On Nov 27, 2007, at 12:35 PM, Eric wrote:
>> Yeah. Countervailing tendencies. Increased exploitation, cheapening
>> of capital goods, foreign trade, growth in stock capital. It's mostly
>> worked, at least until now.
>
> Yes. This is more or less Deleuze and Guattari's reading of Marx's
> FROP, in Anti-Oedipus, which is why it is superior to the work of a
> thousand and one econobots. They saw the FROP as the expression of
> capital's endless ability to go beyond its own limits, to set new
> limits that it must again surpass. "What capital deterritorializes
> with one hand it axiomatizes with the other."
>
> It's funny that a couple of alleged postmodern aesthetes saw capital
> in a clearer light than most Marx-imitating political economists.
The weird thing is that the chapter on countervailing tendencies is right there, after FROP.

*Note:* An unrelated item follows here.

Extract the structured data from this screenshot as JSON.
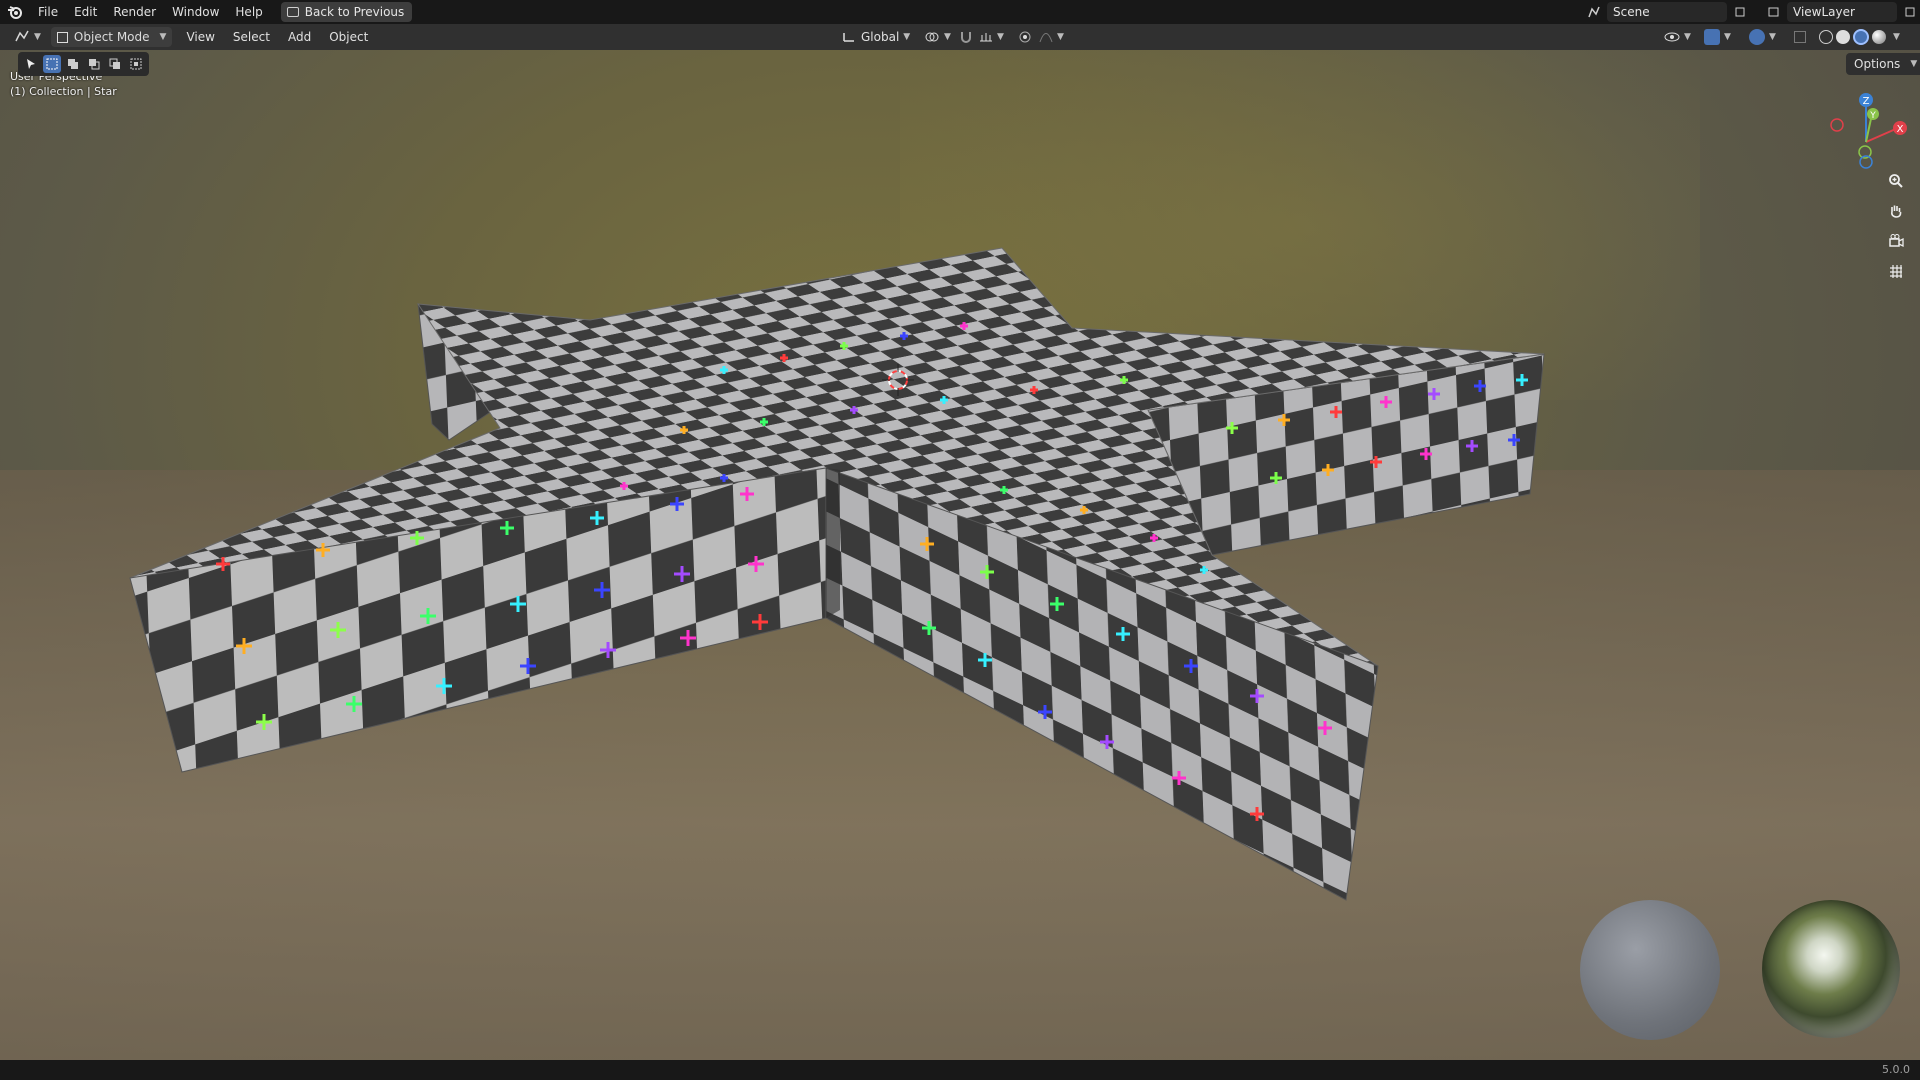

<http://marxists.org/archive/marx/works/1894-c3/ch14.htm>
> If we consider the enormous development of the productive forces of
> social labour in the last 30 years alone as compared with all
> preceding periods; if we consider, in particular, the enormous mass
> of fixed capital, aside from the actual machinery, which goes into
> the process of social production as a whole, then the difficulty
> which has hitherto troubled the economist, namely to explain the
> falling rate of profit, gives place to its opposite, namely to
> explain why this fall is not greater and more rapid. There must be
> some counteracting influences at work, which cross and annul the
> effect of the general law, and which give it merely the
> characteristic of a tendency, for which reason we have referred to
> the fall of the general rate of profit as a tendency to fall.